Einsteins Welt der Atome und Sterne existiert nur in mathematischen Bildern. Und auch die Zahlen gibt es nur, weil das Ich zu zählen versteht. Die wirkliche Welt entstand nicht vor fast 14 Milliarden Jahren. Das ist bloß eine Modellrechnung, um aktuelle Messergebnisse erklären zu können.

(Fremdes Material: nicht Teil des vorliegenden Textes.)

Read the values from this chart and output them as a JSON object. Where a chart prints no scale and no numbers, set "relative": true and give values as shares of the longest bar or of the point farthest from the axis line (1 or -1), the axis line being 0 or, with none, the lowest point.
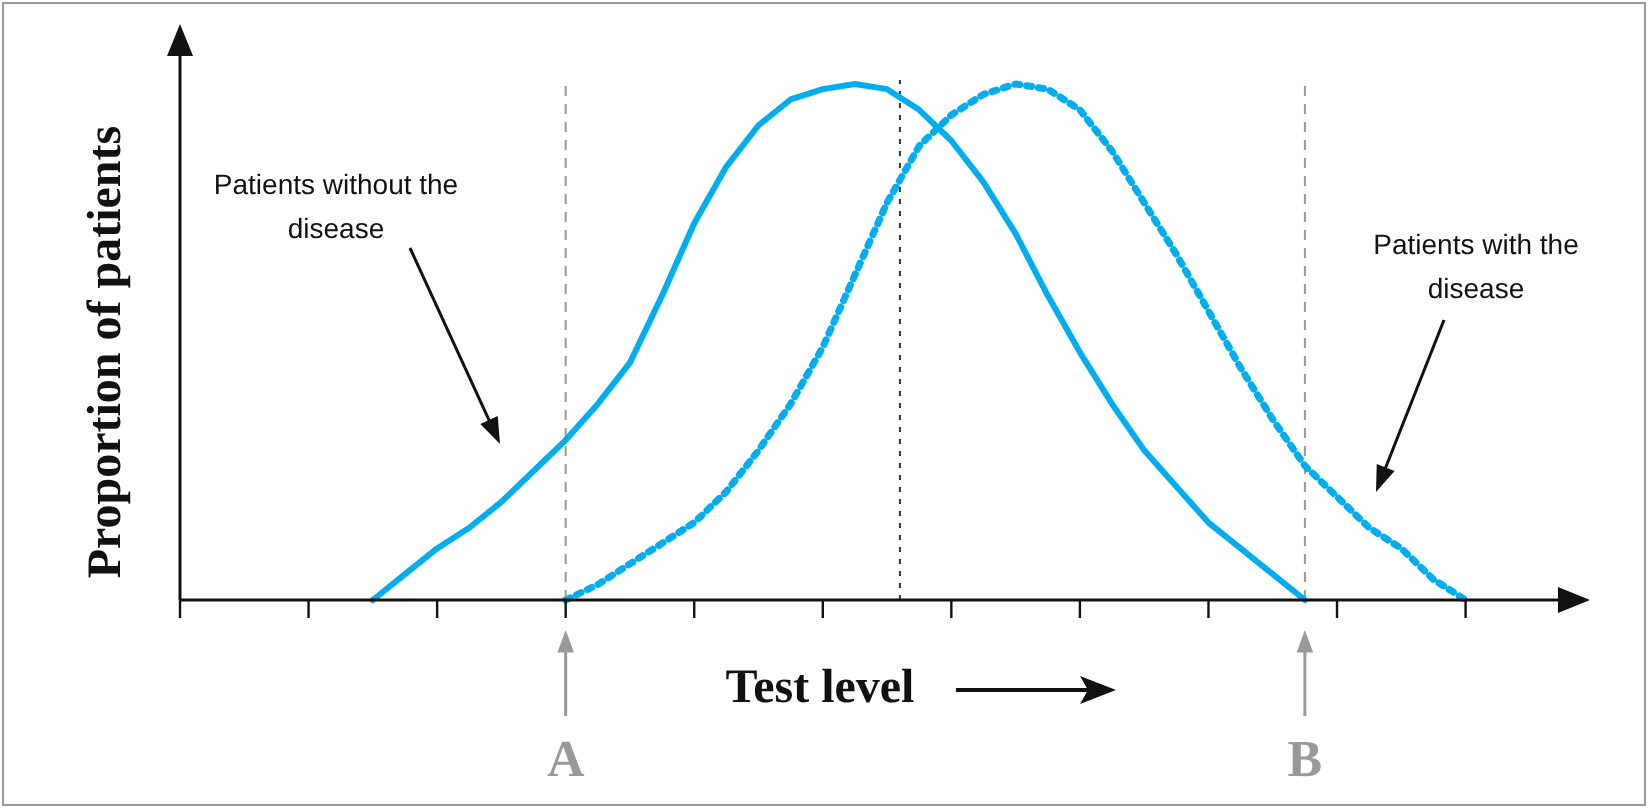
{
  "chart_data": {
    "type": "line",
    "relative": true,
    "xlabel": "Test level",
    "ylabel": "Proportion of patients",
    "categories": [
      null,
      null,
      null,
      null,
      null,
      null,
      null,
      null,
      null,
      null,
      null,
      null,
      null,
      null,
      null,
      null,
      null,
      null,
      null,
      null,
      null,
      null,
      null,
      null,
      null,
      null,
      null,
      null,
      null,
      null,
      null,
      null,
      null,
      null,
      null,
      null,
      null,
      null,
      null,
      null,
      null,
      null,
      null,
      null
    ],
    "series": [
      {
        "color": "#00aeef",
        "line_style": "solid",
        "values": [
          null,
          null,
          null,
          null,
          null,
          null,
          0,
          0.05,
          0.1,
          0.14,
          0.19,
          0.25,
          0.31,
          0.38,
          0.46,
          0.59,
          0.73,
          0.84,
          0.92,
          0.97,
          0.99,
          1,
          0.99,
          0.95,
          0.89,
          0.81,
          0.71,
          0.59,
          0.48,
          0.38,
          0.29,
          0.22,
          0.15,
          0.1,
          0.05,
          0,
          null,
          null,
          null,
          null,
          null,
          null,
          null,
          null
        ]
      },
      {
        "color": "#00aeef",
        "line_style": "dotted",
        "values": [
          null,
          null,
          null,
          null,
          null,
          null,
          null,
          null,
          null,
          null,
          null,
          null,
          0,
          0.03,
          0.07,
          0.11,
          0.15,
          0.21,
          0.29,
          0.38,
          0.49,
          0.63,
          0.77,
          0.88,
          0.94,
          0.98,
          1,
          0.99,
          0.95,
          0.87,
          0.77,
          0.67,
          0.56,
          0.45,
          0.35,
          0.26,
          0.2,
          0.14,
          0.1,
          0.04,
          0,
          null,
          null,
          null
        ]
      }
    ],
    "annotations": [
      "Patients without the disease",
      "Patients with the disease",
      "A",
      "B"
    ],
    "marker": "none",
    "grid": false,
    "legend": false
  }
}
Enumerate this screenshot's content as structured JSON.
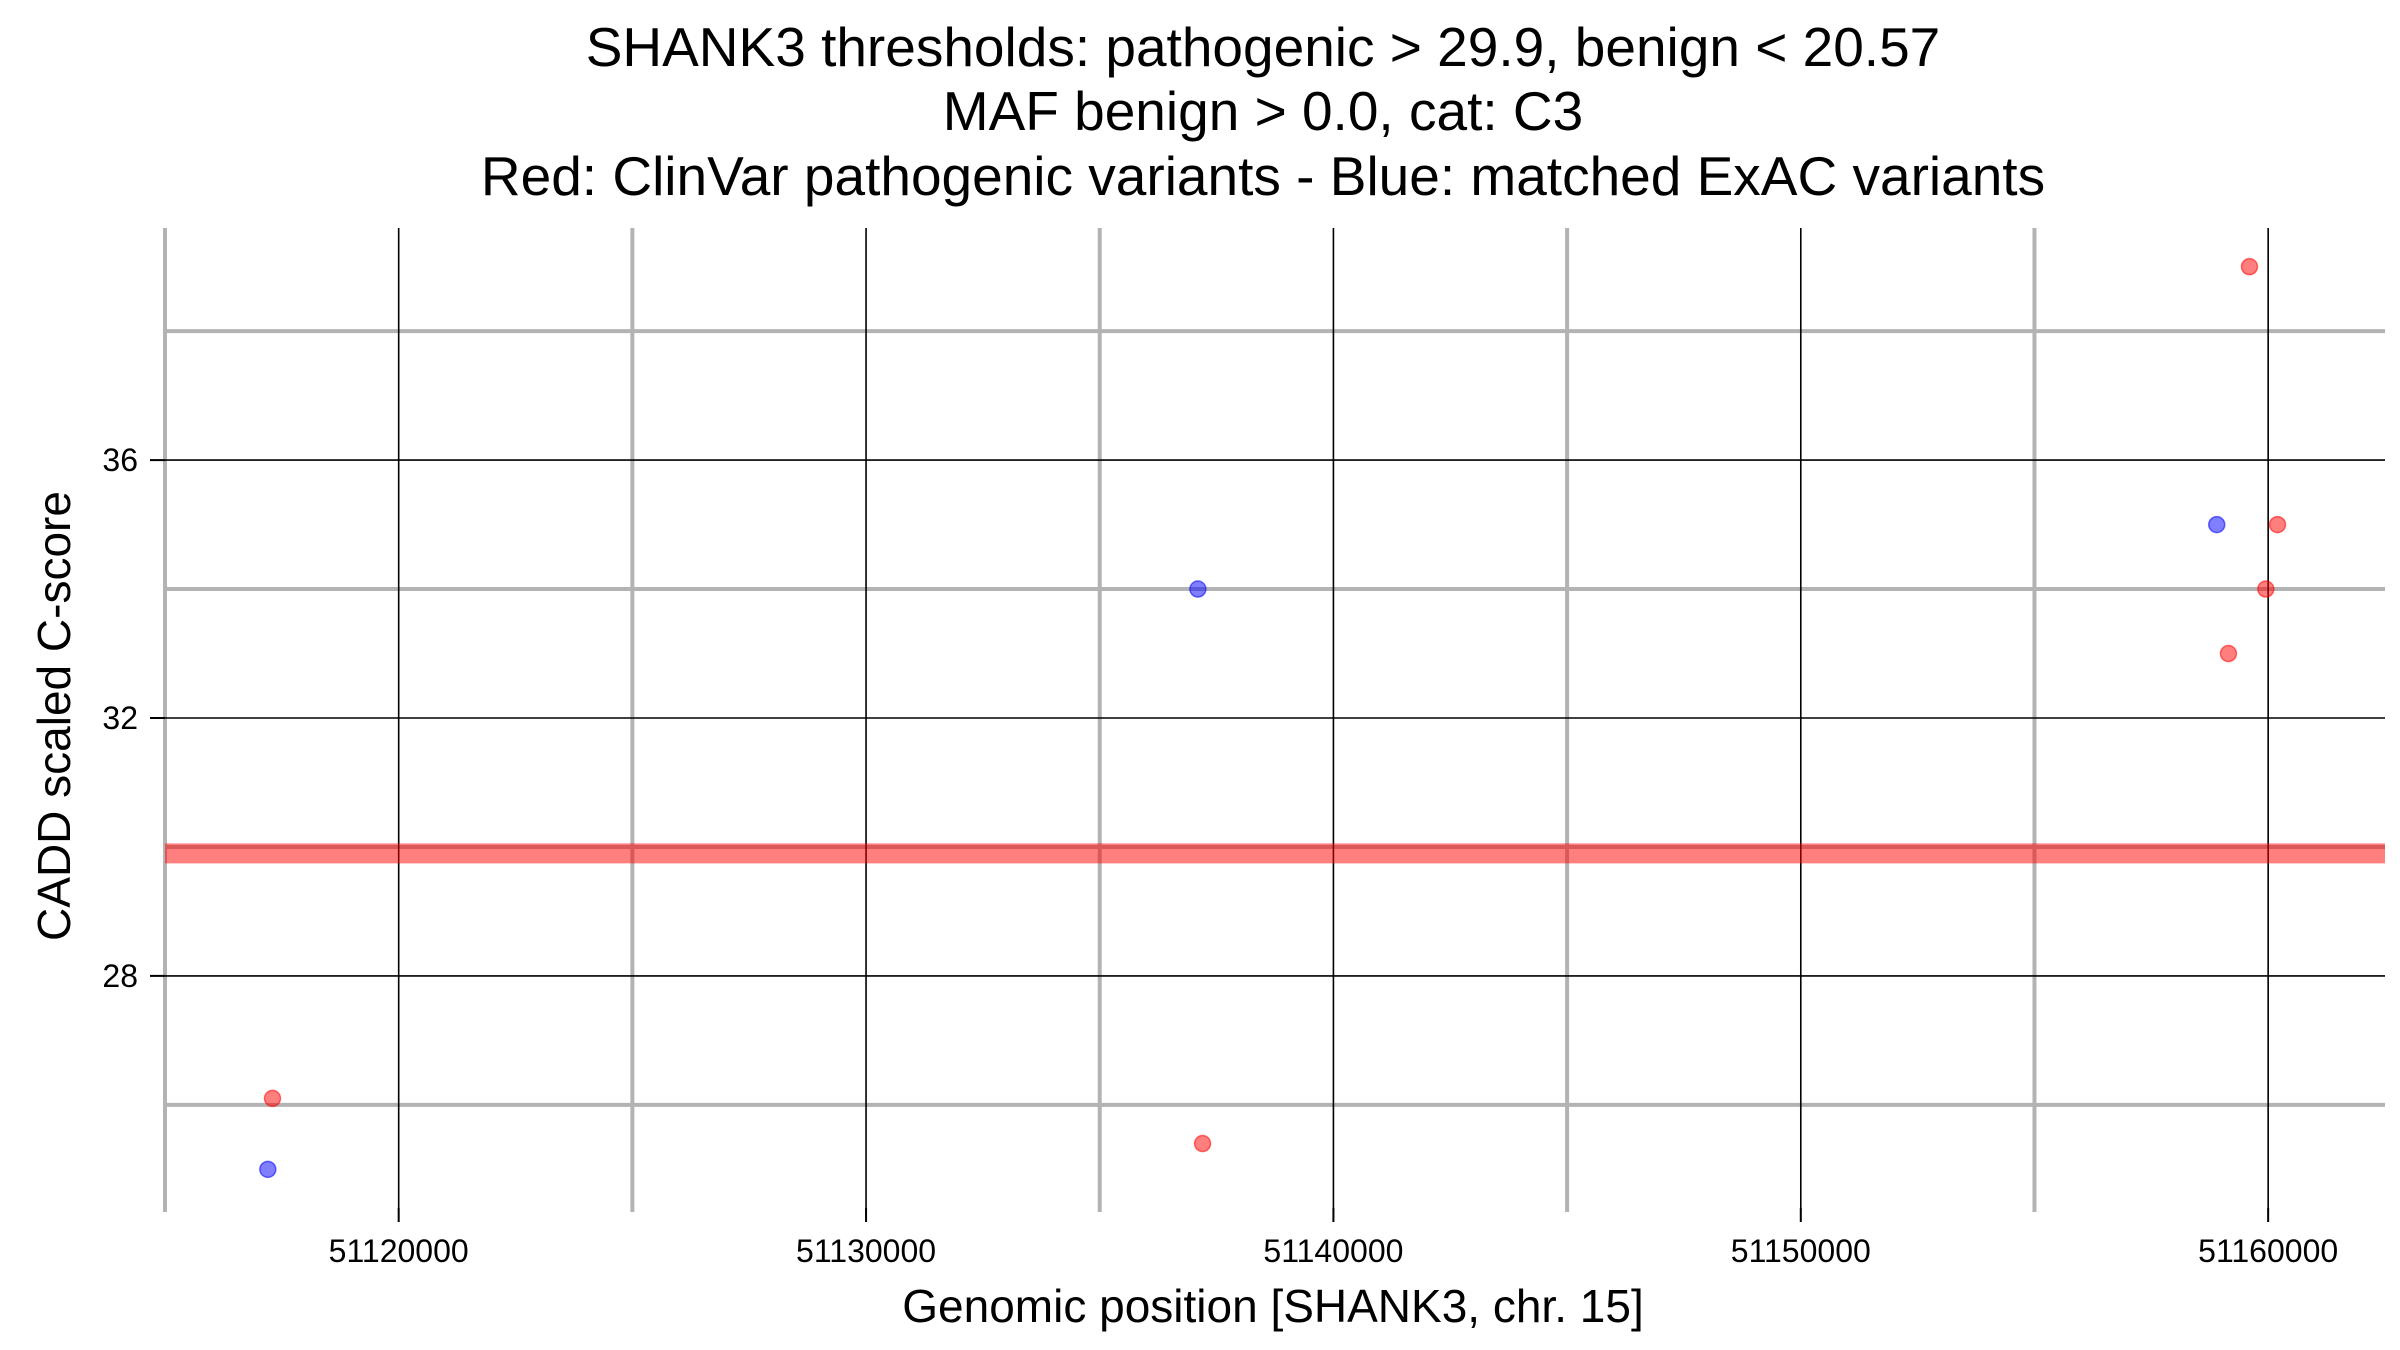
{
  "chart_data": {
    "type": "scatter",
    "title_lines": [
      "SHANK3 thresholds: pathogenic > 29.9, benign < 20.57",
      "MAF benign > 0.0, cat: C3",
      "Red: ClinVar pathogenic variants - Blue: matched ExAC variants"
    ],
    "xlabel": "Genomic position [SHANK3, chr. 15]",
    "ylabel": "CADD scaled C-score",
    "xlim": [
      51115000,
      51162500
    ],
    "ylim": [
      24.4,
      39.6
    ],
    "x_ticks": [
      51120000,
      51130000,
      51140000,
      51150000,
      51160000
    ],
    "x_tick_labels": [
      "51120000",
      "51130000",
      "51140000",
      "51150000",
      "51160000"
    ],
    "x_minor_ticks": [
      51115000,
      51125000,
      51135000,
      51145000,
      51155000
    ],
    "y_ticks": [
      28,
      32,
      36
    ],
    "y_tick_labels": [
      "28",
      "32",
      "36"
    ],
    "y_minor_ticks": [
      26,
      30,
      34,
      38
    ],
    "grid": true,
    "threshold_line": {
      "y": 29.9,
      "color": "#ff0000"
    },
    "series": [
      {
        "color": "#ff0000",
        "points": [
          {
            "x": 51117300,
            "y": 26.1
          },
          {
            "x": 51137200,
            "y": 25.4
          },
          {
            "x": 51159150,
            "y": 33.0
          },
          {
            "x": 51159600,
            "y": 39.0
          },
          {
            "x": 51159950,
            "y": 34.0
          },
          {
            "x": 51160200,
            "y": 35.0
          }
        ]
      },
      {
        "color": "#0000ff",
        "points": [
          {
            "x": 51117200,
            "y": 25.0
          },
          {
            "x": 51137100,
            "y": 34.0
          },
          {
            "x": 51158900,
            "y": 35.0
          }
        ]
      }
    ]
  }
}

Mit der Wirklichkeit hat das fast nichts zu tun. Die wirkliche Welt entsteht immer wieder neu mit der Geburt eines Menschenkindes. Es ist die ihm eigene Welt, an der teilzuhaben die Begegnung des Ich mit dem Du gewährt. Und mit dem Tod, so erkannte Ludwig Wittgenstein, ändert sich nicht die Welt. Nein: Sie, eine ganze Welt, vergeht. Darum blicken wir am morgigen Karfreitag erschüttert auf die Piet`a, in der eine Mutter eine zerbrochene Welt in ihrem Schoß hält, aus dem diese einst hervorging.
Dass die Erschütterung nach einer Milliarde Jahren verblasst sein wird, bietet keinen Trost. Nicht die Jahrmilliarden gibt es wirklich, sondern den unermesslichen Schmerz der Mutter.
Umso trauriger, dass mein Gegenüber in der U-Bahn-Station eine Frau war.